# So close and yet so far... Can he be 6 months old yet?! (also, lead/collar recs?)



## StormShy (Jan 30, 2017)

I'm currently training a puppy that I know will either be loved or hated in the AB AKC ring. He's 75% working line and 25% american show line, but has an insanely nice topline, gorgeous movement, super elastic gait with EXCELLENT hock motion, and an AWESOME head. So far we're working on stacking... Working on lead work... Working on not barking like a ninny... Working on not sitting every time the bait comes out... He's also in training to be my husband's service dog for balance issues and PTSD so we figure exposing him to the general insanity of a dog show environment can only be helpful.
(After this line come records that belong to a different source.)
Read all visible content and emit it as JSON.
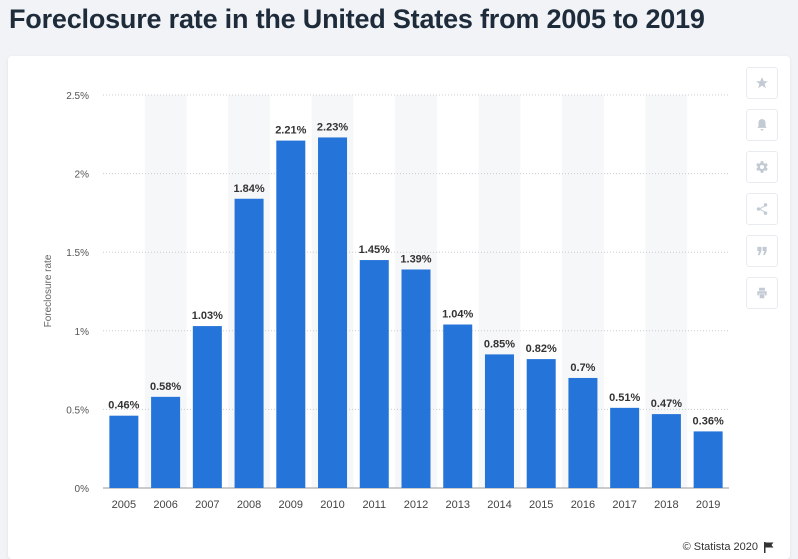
{
  "title": "Foreclosure rate in the United States from 2005 to 2019",
  "toolbar": {
    "icons": [
      "star-icon",
      "bell-icon",
      "gear-icon",
      "share-icon",
      "quote-icon",
      "print-icon"
    ]
  },
  "credit": "© Statista 2020",
  "colors": {
    "bar": "#2574d9",
    "grid": "#c9ced4",
    "band": "#f6f7f8"
  },
  "chart_data": {
    "type": "bar",
    "categories": [
      "2005",
      "2006",
      "2007",
      "2008",
      "2009",
      "2010",
      "2011",
      "2012",
      "2013",
      "2014",
      "2015",
      "2016",
      "2017",
      "2018",
      "2019"
    ],
    "values": [
      0.46,
      0.58,
      1.03,
      1.84,
      2.21,
      2.23,
      1.45,
      1.39,
      1.04,
      0.85,
      0.82,
      0.7,
      0.51,
      0.47,
      0.36
    ],
    "value_labels": [
      "0.46%",
      "0.58%",
      "1.03%",
      "1.84%",
      "2.21%",
      "2.23%",
      "1.45%",
      "1.39%",
      "1.04%",
      "0.85%",
      "0.82%",
      "0.7%",
      "0.51%",
      "0.47%",
      "0.36%"
    ],
    "yticks": [
      0,
      0.5,
      1,
      1.5,
      2,
      2.5
    ],
    "ytick_labels": [
      "0%",
      "0.5%",
      "1%",
      "1.5%",
      "2%",
      "2.5%"
    ],
    "ylabel": "Foreclosure rate",
    "xlabel": "",
    "ylim": [
      0,
      2.5
    ],
    "grid": true,
    "alternating_bands": true
  }
}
It's worth the $29 an entry win or lose and if it's not for us, it helps bump up the points for someone else >

That being said... It's been 15 years since I stepped foot in a show ring. I have little to no idea what they're doing as far as leads... Any recommendations?


----------



## Xeph (Jun 19, 2005)

Depends on who you ask and your style of showing.
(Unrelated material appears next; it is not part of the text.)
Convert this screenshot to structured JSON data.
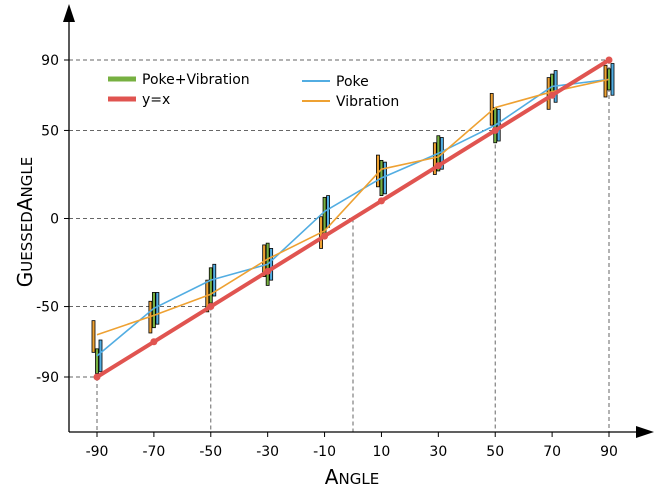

My fully trained dogs are exhibited on leather or fine chain collars and beaded leads. Puppies are shown on fabric or fursaver collars with a 4-6' leather lead


----------



## dogfaeries (Feb 22, 2010)

Ditto on the fursaver and a skinny (1/4") 6' lead. That's what I'm using on my puppy.


----------



## sebrench (Dec 2, 2014)

Good luck! Would love to see pics!


----------



## Deb (Nov 20, 2010)

Xeph said:


> Depends on who you ask and your style of showing.
> 
> My fully trained dogs are exhibited on leather or fine chain collars and beaded leads. Puppies are shown on fabric or fursaver collars with a 4-6' leather lead



It's amazing how popular those beaded leads have become!


----------



## Xeph (Jun 19, 2005)

They're still seen basically never on GSDs, though, since people want to exhibit dogs hauling into colors at breakneck speed


----------